If we graph the two dimensionless measures of this table using a logarithmic scale, we should see steady progress:
If you do not get steady convergence, the most likely causes are:
The solution to the problem you have posed includes one or more "landslides" (localized flows down a topographic gradient) with very high steady-state velocities. The symptom of this is that the RMS velocity (column 2 in the table above) increases in each iteration, in a pattern of quasi-exponential growth. The solution to such cases is to plot the velocity solution (even though it is not converged) to see where the landslide(s) is/are. Then, you can strengthen the lithosphere either locally (by moderating the heat-flow or topography) or globally (by changing rheologic constants).

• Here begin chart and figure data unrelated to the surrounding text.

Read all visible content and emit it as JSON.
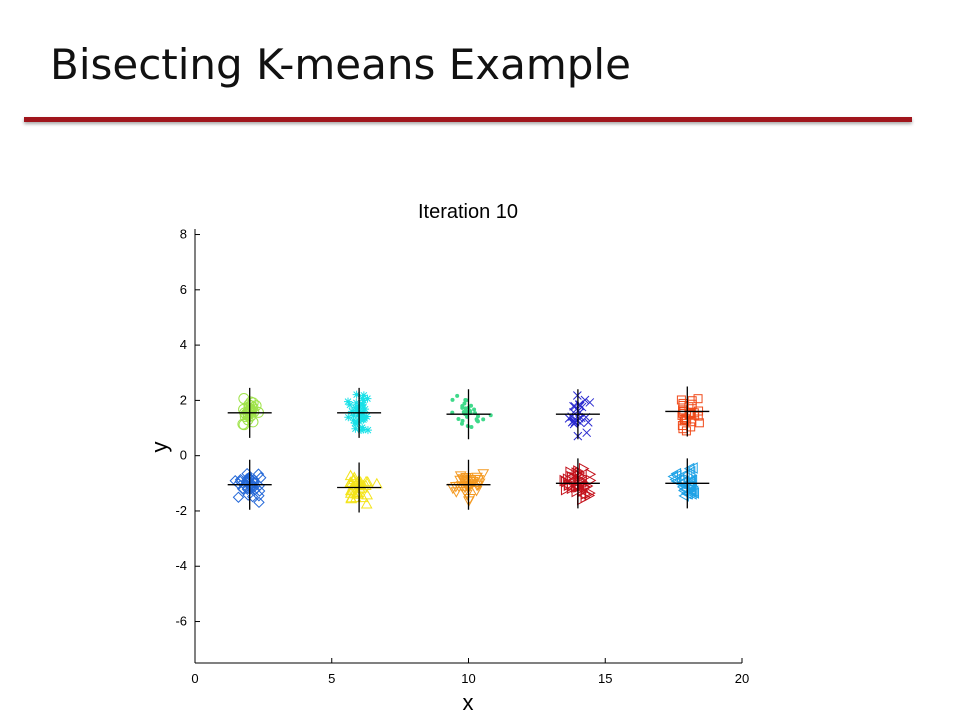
{
  "slide": {
    "title": "Bisecting K-means Example"
  },
  "chart_data": {
    "type": "scatter",
    "title": "Iteration 10",
    "xlabel": "x",
    "ylabel": "y",
    "xlim": [
      0,
      20
    ],
    "ylim": [
      -7.5,
      8.2
    ],
    "xticks": [
      0,
      5,
      10,
      15,
      20
    ],
    "yticks": [
      8,
      6,
      4,
      2,
      0,
      -2,
      -4,
      -6
    ],
    "grid": false,
    "legend": "none",
    "clusters": [
      {
        "marker": "circle",
        "color": "#9fe34a",
        "center": [
          2.0,
          1.55
        ],
        "spread": [
          0.42,
          0.42
        ],
        "count": 30
      },
      {
        "marker": "asterisk",
        "color": "#19e1e8",
        "center": [
          6.0,
          1.55
        ],
        "spread": [
          0.32,
          0.55
        ],
        "count": 40
      },
      {
        "marker": "dot",
        "color": "#3fd98a",
        "center": [
          10.0,
          1.5
        ],
        "spread": [
          0.55,
          0.5
        ],
        "count": 30
      },
      {
        "marker": "x",
        "color": "#2a2ad0",
        "center": [
          14.0,
          1.5
        ],
        "spread": [
          0.35,
          0.6
        ],
        "count": 28
      },
      {
        "marker": "square",
        "color": "#f04a1a",
        "center": [
          18.0,
          1.6
        ],
        "spread": [
          0.35,
          0.45
        ],
        "count": 30
      },
      {
        "marker": "diamond",
        "color": "#2468d8",
        "center": [
          2.0,
          -1.05
        ],
        "spread": [
          0.42,
          0.45
        ],
        "count": 35
      },
      {
        "marker": "triangle-up",
        "color": "#f4e41a",
        "center": [
          6.0,
          -1.15
        ],
        "spread": [
          0.5,
          0.45
        ],
        "count": 35
      },
      {
        "marker": "triangle-down",
        "color": "#f49a22",
        "center": [
          10.0,
          -1.05
        ],
        "spread": [
          0.4,
          0.5
        ],
        "count": 35
      },
      {
        "marker": "triangle-right",
        "color": "#c4121c",
        "center": [
          14.0,
          -1.0
        ],
        "spread": [
          0.45,
          0.5
        ],
        "count": 40
      },
      {
        "marker": "triangle-left",
        "color": "#1ea2e6",
        "center": [
          18.0,
          -1.0
        ],
        "spread": [
          0.38,
          0.45
        ],
        "count": 35
      }
    ],
    "centroids": [
      [
        2.0,
        1.55
      ],
      [
        6.0,
        1.55
      ],
      [
        10.0,
        1.5
      ],
      [
        14.0,
        1.5
      ],
      [
        18.0,
        1.6
      ],
      [
        2.0,
        -1.05
      ],
      [
        6.0,
        -1.15
      ],
      [
        10.0,
        -1.05
      ],
      [
        14.0,
        -1.0
      ],
      [
        18.0,
        -1.0
      ]
    ],
    "centroid_marker": "plus",
    "centroid_color": "#000000"
  }
}
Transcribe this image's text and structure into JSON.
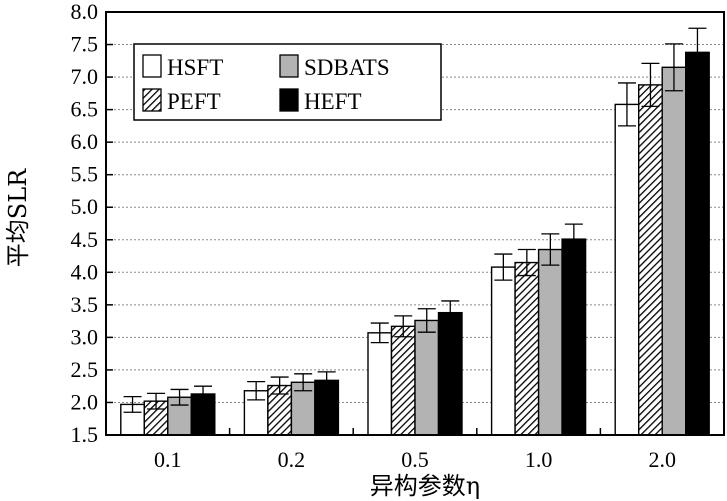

If there is steady convergence at first, and then a transition to a limiting "noise level" of velocity change and/or stress error, then actually this is normal. (It is just that we usually stop the program before this level is reached.) The "noise level" is largely determined by input parameter OKDELV, which is a velocity (in m/s) precision that we hope to reach, but may not. If this parameter is too large, then convergence will be rapid, but the solution will not be accurate. (This is because the maximum limit on viscosity will be set rather low, and thus the viscosity limit rather than the desired flow law will determine the strain rate at many points.) However, if this parameter is made very small, later iterations may be "wasted" in the sense that the computer runs on but the solution no longer improves.